Berdasarkan hasil pembahasan komprehensif dalam forum tersebut sebagai tindak lanjut RDP DPRD, Wakil Bupati Majene Dr.Hj.Andi Ritamariani Basharoe,M.Pd, menyampaikan sejumlah poin krusial yang disepakati sebagai langkah taktis di lapangan:

– Pemetaan Kuota dan Rekomendasi: Melakukan pendataan dan pemetaan secara transparan terkait jumlah rekomendasi yang diterbitkan oleh dinas terkait dengan alokasi kuota di tiap SPBU.

– Pembentukan Tim Monitoring Terpadu: Membentuk tim pengawasan khusus untuk memantau distribusi BBM secara berkala guna mencegah penyelewengan di tingkat penyalur.

– Penataan Jadwal Pelayanan: Mengatur ulang jadwal operasional pelayanan khusus bagi pemegang surat rekomendasi dan masyarakat umum di setiap SPBU guna meminimalisir potensi antrean mengular.
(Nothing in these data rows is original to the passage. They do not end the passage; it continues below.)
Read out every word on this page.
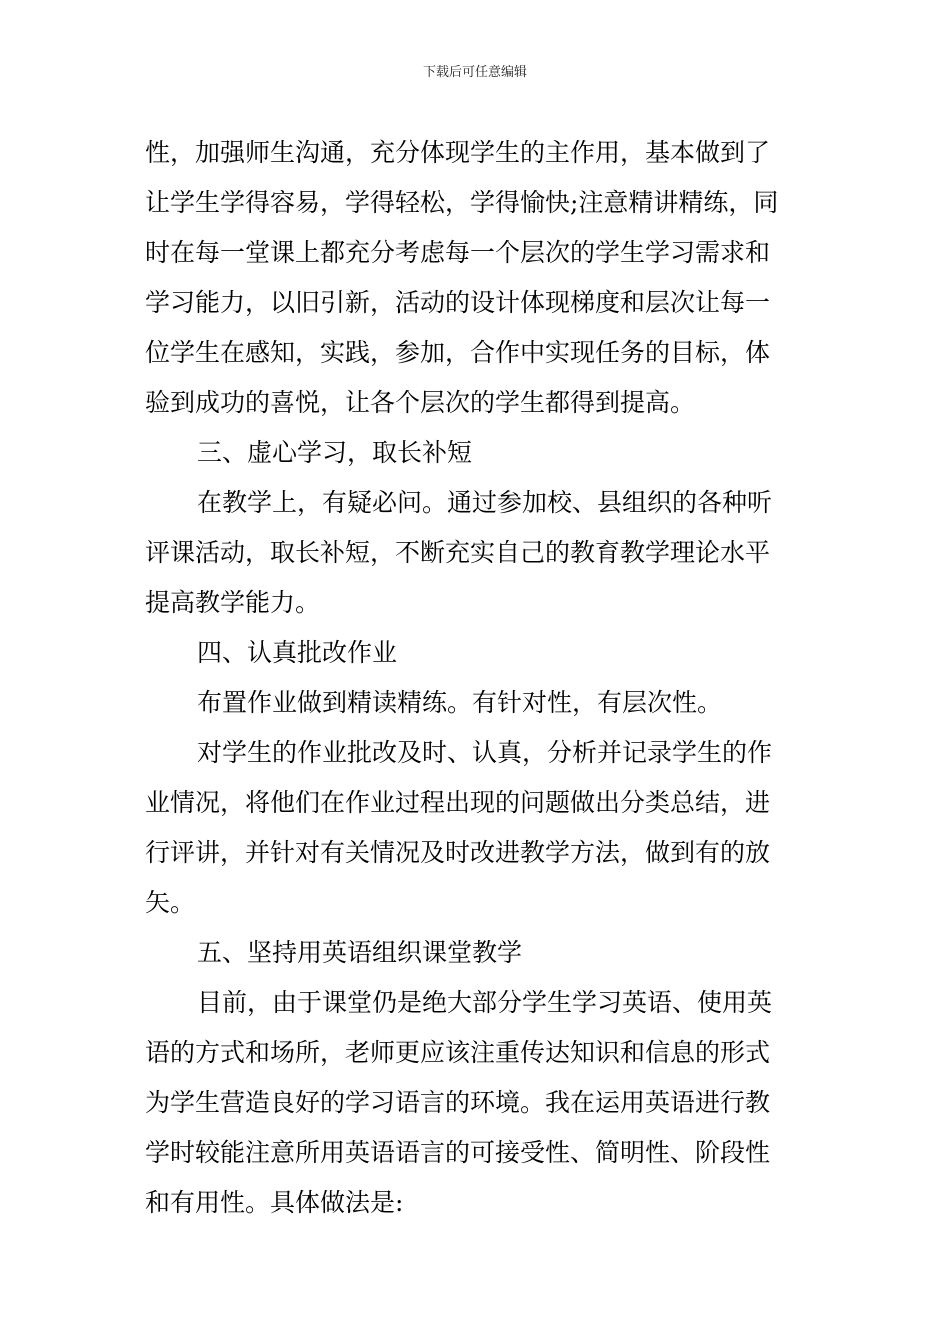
下载后可任意编辑
性，加强师生沟通，充分体现学生的主作用，基本做到了
让学生学得容易，学得轻松，学得愉快;注意精讲精练，同
时在每一堂课上都充分考虑每一个层次的学生学习需求和
学习能力，以旧引新，活动的设计体现梯度和层次让每一
位学生在感知，实践，参加，合作中实现任务的目标，体
验到成功的喜悦，让各个层次的学生都得到提高。
三、虚心学习，取长补短
在教学上，有疑必问。通过参加校、县组织的各种听
评课活动，取长补短，不断充实自己的教育教学理论水平
提高教学能力。
四、认真批改作业
布置作业做到精读精练。有针对性，有层次性。
对学生的作业批改及时、认真，分析并记录学生的作
业情况，将他们在作业过程出现的问题做出分类总结，进
行评讲，并针对有关情况及时改进教学方法，做到有的放
矢。
五、坚持用英语组织课堂教学
目前，由于课堂仍是绝大部分学生学习英语、使用英
语的方式和场所，老师更应该注重传达知识和信息的形式
为学生营造良好的学习语言的环境。我在运用英语进行教
学时较能注意所用英语语言的可接受性、简明性、阶段性
和有用性。具体做法是:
– Pengamanan dan Penguraian Arus Lalu Lintas: Menjalin sinergi terpadu antara Dinas Perhubungan, Satpol PP, dan Polres Majene untuk mengamankan jalur lalu lintas di sekitar SPBU yang terdampak kemacetan.

– Audiensi Resmi dengan Pertamina Patra Niaga: Melayangkan surat permohonan audiensi guna memperjelas regulasi serta mekanisme operasional rekomendasi layanan pengecer, sehingga tercipta kepastian hukum dan tata kelola yang tertib.

– Investigasi Pertashop: Menggali akar permasalahan terkait penutupan sejumlah gerai Pertashop di wilayah Kabupaten Majene.

– Optimalisasi Komunikasi Publik: Pemerintah Kabupaten Majene siap memfasilitasi forum komunikasi terbuka antara pemerintah, pengelola SPBU, media massa, dan masyarakat untuk menyampaikan informasi yang transparan dan akurat terkait kebijakan BBM.

Pemerintah Kabupaten Majene menegaskan komitmen penuhnya untuk segera memulihkan ketersediaan pasokan energi demi menjamin kelancaran aktivitas produktif serta kesejahteraan masyarakat Majene secara menyeluruh.